Yoga may be an internal practice, but it’s also rife with opportunities to get externally annoying. We’ve all seen the girl hitting every innocent bystander on the T with her yoga mat, or the guy getting way too close to his neighbor in warrior one pose. In order to prevent being that person (again), we asked four Boston yoga instructors for their help. Below, we outline yoga etiquette tips that can be applied both in class and in life.
Joanna Benevides, manager at North End Yoga
Keep it clean. “Personal hygiene is a must, for yourself and your yoga materials,” she says, stressing the importance of wiping down your mat and the surrounding area, if necessary, after class.
Be spatially aware. Benevides says good yogis will move over to make sure everyone fits and avoid stepping on others’ mats, no matter how crowded the class gets.
Stay the whole length of class. And if you absolutely must leave early, at least do it in a way that’s not disruptive. “If you have to leave early, leave before savasana [the final resting pose],” Benevides recommends.
Jill Koontz, co-owner of Bikram Yoga Boston
Eliminate distractions. Koontz says to avoid coming to class chewing gum or wearing watches, gadgets, or ill-fitting clothes. “You are alone on your mat [but also] in a room with several others who are trying to concentrate and meditate,” she says. “Try hard not to become a distraction for anyone else.”
Consider storing your mat. At Bikram Yoga Boston, Koontz says, members are provided with free mats. Even if your studio doesn’t offer such perks, think about keeping your mat there to avoid the dreaded rush-hour-with-a-yoga-mat scenario.
Go with the flow, even if you’re struggling. “Letting go and trusting the process are important in any mindfulness activity. There will be a time for questions later; for the length of your class just go with it,” she says. “Keep it in perspective and call on your sense of humor when necessary.”
Jessica Molleur, owner of OMBE
Don’t be late. “Part of yoga is learning to respect your body and other students around you,” she says. “One of our instructors often tells her students how it is important to show up for yourself by arriving to class on time.”
Invest in carrying equipment for your mat. Molleur recommends straps and bags from eKO Lite to make on-the-go mat carrying easier and less annoying for those sharing the sidewalk (and coveted rush hour spots on the T).
Be open to anything. “Plan on coming to class with an open mind,” Molleur says. “Just like with any new form of exercise, yoga will push your body and mind in unexpected ways.”

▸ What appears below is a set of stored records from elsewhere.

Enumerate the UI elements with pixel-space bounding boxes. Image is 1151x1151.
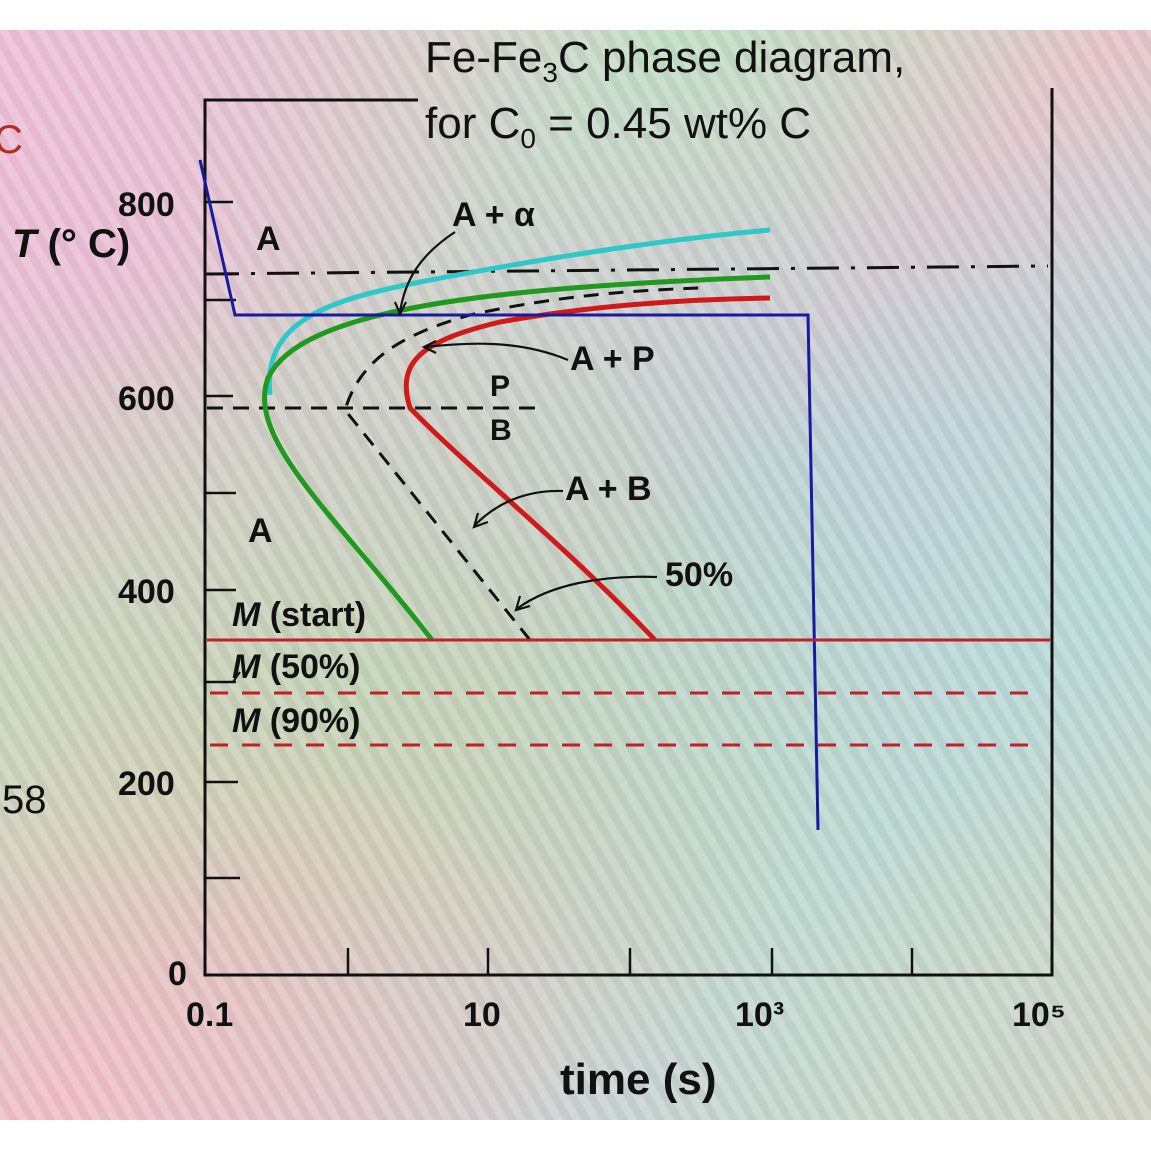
alpha-start-curve: [266, 227, 771, 396]
ytick-400: 400: [118, 573, 175, 611]
label-m-90: M (90%): [232, 702, 361, 740]
label-austenite-top: A: [256, 220, 281, 258]
label-m-50: M (50%): [232, 648, 361, 686]
xtick-10: 10: [463, 996, 501, 1034]
xtick-1e3: 10³: [735, 996, 785, 1034]
label-m-start: M (start): [232, 596, 367, 634]
y-axis-label: T (° C): [12, 222, 131, 266]
m50-leader: [207, 671, 241, 683]
label-a-plus-b: A + B: [565, 470, 652, 508]
x-axis-label: time (s): [560, 1055, 717, 1104]
ytick-600: 600: [118, 380, 175, 418]
ytick-200: 200: [118, 765, 175, 803]
eutectoid-line: [206, 264, 1049, 276]
xtick-0.1: 0.1: [186, 996, 234, 1034]
xtick-1e5: 10⁵: [1012, 996, 1066, 1034]
axes-frame: [203, 88, 1054, 977]
label-fifty-percent: 50%: [665, 556, 734, 594]
y-ticks: [205, 200, 240, 880]
cooling-path: [198, 159, 820, 831]
ytick-800: 800: [118, 186, 175, 224]
ytick-0: 0: [168, 955, 187, 993]
label-pearlite: P: [490, 370, 511, 403]
transformation-finish-curve: [403, 295, 771, 642]
label-austenite-bottom: A: [248, 512, 273, 550]
photo-background: [0, 30, 1151, 1120]
label-bainite: B: [490, 414, 512, 447]
diagram-title-line2: for C0 = 0.45 wt% C: [425, 99, 812, 154]
leader-arrows: [393, 231, 658, 612]
x-ticks: [346, 948, 914, 975]
label-a-plus-p: A + P: [570, 340, 655, 378]
diagram-title-line1: Fe-Fe3C phase diagram,: [425, 33, 906, 88]
label-a-plus-alpha: A + α: [452, 196, 535, 234]
margin-number: 58: [2, 778, 47, 822]
margin-fragment: C: [0, 118, 23, 162]
transformation-start-curve: [262, 274, 771, 642]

Glen Cunningham, co-owner of Sadhana Yoga
Choose your mat wisely. “Keep your big mat at home for your home practice, and bring your smaller foldable mat with you for when you take class,” he suggests. “Maybe rent a studio mat for more padding and put your thinner mat on top.”

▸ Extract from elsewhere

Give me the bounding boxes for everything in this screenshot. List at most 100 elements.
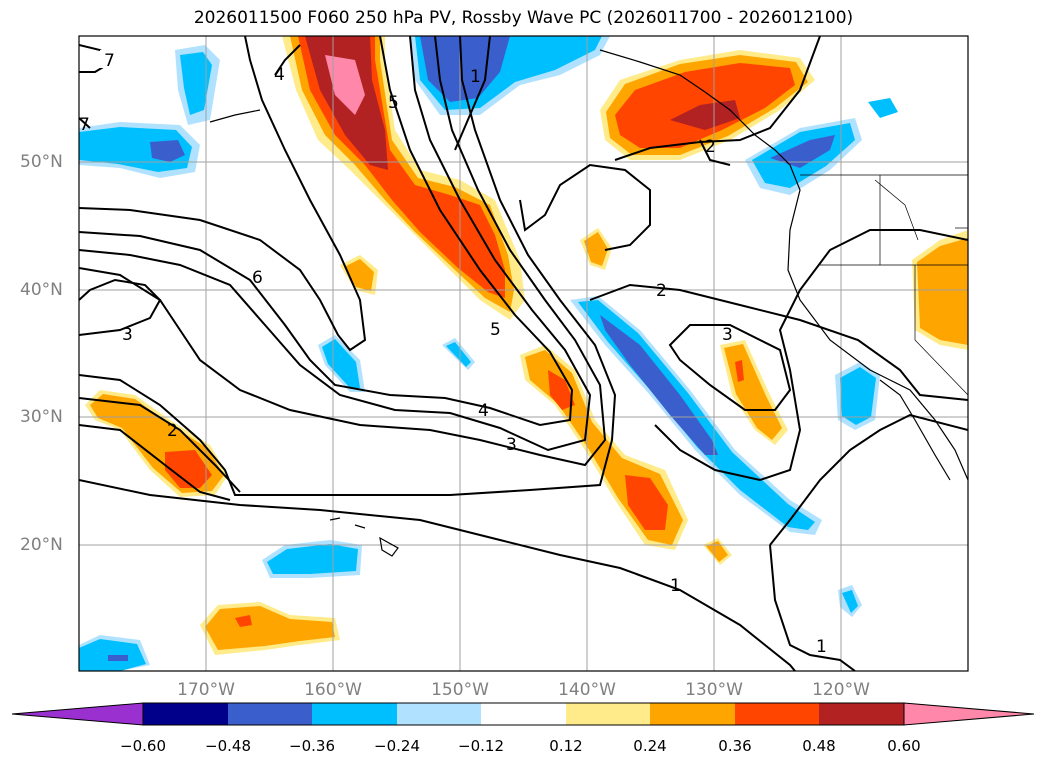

Don’t try to impress people. “When you come to a yoga studio, your focus in on mindfulness, not on catering to the ego,” he says, “so just be a good citizen and enjoy the community and your place within it. Nothing more, nothing less.”
Keep it about you. The one thing students should never do, Cunningham says, is compare themselves to others. “Remember,” he says, “this is not a competition.”